Disguised half-questions are blurted out in the tiny window of opportunity before the call ends. Finally, desperately trying to semaphore her own situation, Phoebe blurts out, “But is it easy there? I mean what if you were Indian?”
“My dear!” comes the puzzled reply, “I am Indian!”
Alladeen’s most poignant moments are in two real-life documentary clips. In one segment, the Bangalore call center operators are asked, if they had one wish, what would it be. The answers come rushing out: To be “handsome,” “rich,” “five inches taller,” “married.” But one exhausted operator, who talks earlier about the grind of the midnight shift, can only look at the camera and say, “I wish this were a 9-to-6 shift!”
In the other segment, an operator named Aarthi Angelo talks about the endless quest to hide Indian accents: “People are so sensitive to accents. Especially after the World Trade Center incident, people started asking me, are you Muslim? You know, we’ve been taught to transcend barriers of caste and religion. But here we had to answer that question.” Then after a pause, she adds, “Even Muslims had to say, no we’re not Muslims!”

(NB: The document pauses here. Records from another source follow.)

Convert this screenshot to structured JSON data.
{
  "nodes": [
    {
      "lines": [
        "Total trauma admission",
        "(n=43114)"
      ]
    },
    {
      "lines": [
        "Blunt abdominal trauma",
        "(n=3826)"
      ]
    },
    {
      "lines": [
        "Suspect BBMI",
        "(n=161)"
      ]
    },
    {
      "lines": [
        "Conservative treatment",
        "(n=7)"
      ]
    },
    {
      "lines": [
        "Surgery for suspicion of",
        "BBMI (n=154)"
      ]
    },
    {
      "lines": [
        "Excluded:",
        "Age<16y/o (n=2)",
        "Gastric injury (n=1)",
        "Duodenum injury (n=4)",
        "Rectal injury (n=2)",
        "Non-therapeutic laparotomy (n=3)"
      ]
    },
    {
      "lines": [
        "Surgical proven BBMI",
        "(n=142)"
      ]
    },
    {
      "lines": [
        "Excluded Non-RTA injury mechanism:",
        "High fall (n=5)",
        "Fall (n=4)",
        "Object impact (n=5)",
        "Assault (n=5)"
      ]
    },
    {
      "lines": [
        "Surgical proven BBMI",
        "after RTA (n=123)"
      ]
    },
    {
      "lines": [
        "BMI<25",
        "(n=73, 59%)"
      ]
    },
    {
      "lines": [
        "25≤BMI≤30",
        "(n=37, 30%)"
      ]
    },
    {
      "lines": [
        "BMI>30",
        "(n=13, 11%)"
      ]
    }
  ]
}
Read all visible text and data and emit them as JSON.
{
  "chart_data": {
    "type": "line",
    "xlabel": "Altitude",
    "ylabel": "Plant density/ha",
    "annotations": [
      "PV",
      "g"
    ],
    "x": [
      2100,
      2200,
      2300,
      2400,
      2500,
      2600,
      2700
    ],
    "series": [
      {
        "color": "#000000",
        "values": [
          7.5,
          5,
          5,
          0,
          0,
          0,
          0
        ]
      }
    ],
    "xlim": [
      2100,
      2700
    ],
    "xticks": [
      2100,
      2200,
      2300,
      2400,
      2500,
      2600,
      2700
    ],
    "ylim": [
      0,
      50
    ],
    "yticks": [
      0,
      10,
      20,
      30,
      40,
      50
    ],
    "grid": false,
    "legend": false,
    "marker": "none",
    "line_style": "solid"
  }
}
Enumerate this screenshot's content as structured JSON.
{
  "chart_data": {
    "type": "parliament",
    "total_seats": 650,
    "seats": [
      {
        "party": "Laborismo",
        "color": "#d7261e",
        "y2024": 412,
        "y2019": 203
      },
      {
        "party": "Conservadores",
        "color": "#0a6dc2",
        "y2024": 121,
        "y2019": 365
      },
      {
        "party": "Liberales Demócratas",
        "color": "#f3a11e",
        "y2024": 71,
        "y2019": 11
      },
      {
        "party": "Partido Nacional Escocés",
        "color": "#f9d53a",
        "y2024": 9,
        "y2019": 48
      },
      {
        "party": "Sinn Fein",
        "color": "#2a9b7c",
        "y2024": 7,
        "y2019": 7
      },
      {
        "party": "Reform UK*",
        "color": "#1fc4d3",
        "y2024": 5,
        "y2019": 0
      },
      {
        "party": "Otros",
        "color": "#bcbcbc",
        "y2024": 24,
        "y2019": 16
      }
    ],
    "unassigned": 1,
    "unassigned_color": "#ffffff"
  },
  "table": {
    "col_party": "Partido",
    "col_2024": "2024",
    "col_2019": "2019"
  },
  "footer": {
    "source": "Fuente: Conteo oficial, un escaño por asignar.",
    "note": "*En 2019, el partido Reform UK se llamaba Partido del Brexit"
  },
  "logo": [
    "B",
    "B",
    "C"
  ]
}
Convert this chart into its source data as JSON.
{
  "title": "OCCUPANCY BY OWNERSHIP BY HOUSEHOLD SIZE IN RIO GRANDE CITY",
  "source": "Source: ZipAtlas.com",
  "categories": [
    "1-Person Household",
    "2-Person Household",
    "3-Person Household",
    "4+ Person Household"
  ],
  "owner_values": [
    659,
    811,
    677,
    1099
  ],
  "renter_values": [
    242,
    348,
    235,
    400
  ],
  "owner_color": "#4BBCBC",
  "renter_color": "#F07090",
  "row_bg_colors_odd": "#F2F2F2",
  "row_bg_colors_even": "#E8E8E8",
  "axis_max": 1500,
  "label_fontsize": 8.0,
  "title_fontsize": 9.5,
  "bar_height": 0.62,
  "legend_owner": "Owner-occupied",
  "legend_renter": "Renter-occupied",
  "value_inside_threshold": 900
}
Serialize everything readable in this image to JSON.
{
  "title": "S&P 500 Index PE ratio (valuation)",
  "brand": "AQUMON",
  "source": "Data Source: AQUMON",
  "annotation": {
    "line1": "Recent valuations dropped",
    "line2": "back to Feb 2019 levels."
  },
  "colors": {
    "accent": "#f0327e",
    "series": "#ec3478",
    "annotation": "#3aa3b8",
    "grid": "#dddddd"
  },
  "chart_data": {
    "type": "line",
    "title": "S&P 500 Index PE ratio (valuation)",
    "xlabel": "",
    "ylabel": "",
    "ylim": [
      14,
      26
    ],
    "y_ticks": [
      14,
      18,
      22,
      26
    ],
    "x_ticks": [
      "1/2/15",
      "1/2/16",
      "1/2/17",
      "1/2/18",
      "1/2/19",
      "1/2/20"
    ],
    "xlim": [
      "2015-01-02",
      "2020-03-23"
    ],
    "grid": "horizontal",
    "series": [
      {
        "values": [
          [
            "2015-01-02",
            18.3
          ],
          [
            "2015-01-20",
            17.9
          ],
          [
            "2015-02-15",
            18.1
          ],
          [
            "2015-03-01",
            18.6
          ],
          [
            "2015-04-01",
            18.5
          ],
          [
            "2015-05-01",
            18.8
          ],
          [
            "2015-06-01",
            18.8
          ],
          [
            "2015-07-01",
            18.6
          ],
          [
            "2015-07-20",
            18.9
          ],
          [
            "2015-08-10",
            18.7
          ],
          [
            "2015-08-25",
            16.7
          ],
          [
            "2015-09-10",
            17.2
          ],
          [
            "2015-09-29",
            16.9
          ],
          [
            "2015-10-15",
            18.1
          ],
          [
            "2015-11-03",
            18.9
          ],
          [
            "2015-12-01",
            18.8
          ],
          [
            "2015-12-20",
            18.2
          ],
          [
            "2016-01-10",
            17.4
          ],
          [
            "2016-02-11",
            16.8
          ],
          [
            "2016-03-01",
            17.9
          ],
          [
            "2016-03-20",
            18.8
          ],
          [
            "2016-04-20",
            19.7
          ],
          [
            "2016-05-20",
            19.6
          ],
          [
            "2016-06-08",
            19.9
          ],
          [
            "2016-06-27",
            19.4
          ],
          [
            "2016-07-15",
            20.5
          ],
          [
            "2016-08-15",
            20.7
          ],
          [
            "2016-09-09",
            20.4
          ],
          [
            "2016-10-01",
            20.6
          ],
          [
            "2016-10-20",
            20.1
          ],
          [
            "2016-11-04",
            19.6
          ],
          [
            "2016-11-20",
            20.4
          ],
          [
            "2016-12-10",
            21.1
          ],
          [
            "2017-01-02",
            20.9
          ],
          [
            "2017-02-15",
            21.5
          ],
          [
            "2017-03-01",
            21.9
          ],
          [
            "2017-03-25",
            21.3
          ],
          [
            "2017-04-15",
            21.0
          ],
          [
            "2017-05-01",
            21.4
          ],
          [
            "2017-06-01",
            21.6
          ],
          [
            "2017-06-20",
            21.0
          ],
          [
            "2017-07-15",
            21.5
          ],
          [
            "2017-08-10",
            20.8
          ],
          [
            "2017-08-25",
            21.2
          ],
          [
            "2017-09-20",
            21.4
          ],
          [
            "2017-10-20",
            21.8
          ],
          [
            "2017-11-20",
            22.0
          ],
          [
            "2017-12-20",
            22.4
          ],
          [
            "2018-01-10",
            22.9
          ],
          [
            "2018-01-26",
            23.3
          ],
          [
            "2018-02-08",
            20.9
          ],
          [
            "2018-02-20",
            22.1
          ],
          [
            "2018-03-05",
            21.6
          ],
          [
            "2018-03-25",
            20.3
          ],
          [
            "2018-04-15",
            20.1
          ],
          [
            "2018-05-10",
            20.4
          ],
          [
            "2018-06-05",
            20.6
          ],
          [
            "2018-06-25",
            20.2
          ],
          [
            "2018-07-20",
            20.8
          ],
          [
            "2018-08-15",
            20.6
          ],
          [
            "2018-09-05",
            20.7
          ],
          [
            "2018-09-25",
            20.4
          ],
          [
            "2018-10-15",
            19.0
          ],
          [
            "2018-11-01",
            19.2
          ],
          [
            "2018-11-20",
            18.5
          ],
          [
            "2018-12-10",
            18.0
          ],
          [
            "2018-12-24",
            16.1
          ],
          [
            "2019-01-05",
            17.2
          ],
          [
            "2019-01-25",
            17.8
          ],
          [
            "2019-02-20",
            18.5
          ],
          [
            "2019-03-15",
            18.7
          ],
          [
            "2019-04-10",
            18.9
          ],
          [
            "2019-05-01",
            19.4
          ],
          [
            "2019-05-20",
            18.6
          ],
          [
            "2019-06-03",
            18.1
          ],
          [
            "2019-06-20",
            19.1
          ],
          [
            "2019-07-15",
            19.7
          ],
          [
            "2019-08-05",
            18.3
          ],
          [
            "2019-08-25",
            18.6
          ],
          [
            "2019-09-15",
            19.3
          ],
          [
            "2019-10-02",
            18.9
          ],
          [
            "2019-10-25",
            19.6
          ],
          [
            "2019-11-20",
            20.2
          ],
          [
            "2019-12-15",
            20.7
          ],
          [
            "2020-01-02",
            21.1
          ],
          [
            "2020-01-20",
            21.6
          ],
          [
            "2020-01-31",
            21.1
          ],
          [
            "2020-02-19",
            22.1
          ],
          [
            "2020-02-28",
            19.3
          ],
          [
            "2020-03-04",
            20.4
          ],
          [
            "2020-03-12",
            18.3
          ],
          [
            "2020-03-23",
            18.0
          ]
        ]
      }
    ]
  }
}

Outsourcing will continue to be debated at union meetings, political rallies, Senate chambers, Fortune 500 seminars, and journal pages. Yet, Alladeen succeeds in painting a picture that is often missing from this debate over globalization. The show puts a human face on a complex economic system, highlighting both the gain and loss for each human player.
The last word goes to Simon, another visitor to the BBC website: “What we are seeing is capitalism working in a totally uneven playing field and it will carry on until the playing field is evened out. That is going to be a long and painful process and the world simply isn’t going to be able to support its entire population at the standard of living we would like to continue to enjoy.”
Naeem Mohaiemen is a historian, media activist, and the editor of Shobak, a magazine devoted to South Asian issues. Additional research for this article was provided by Udayan Chattyopadhyay.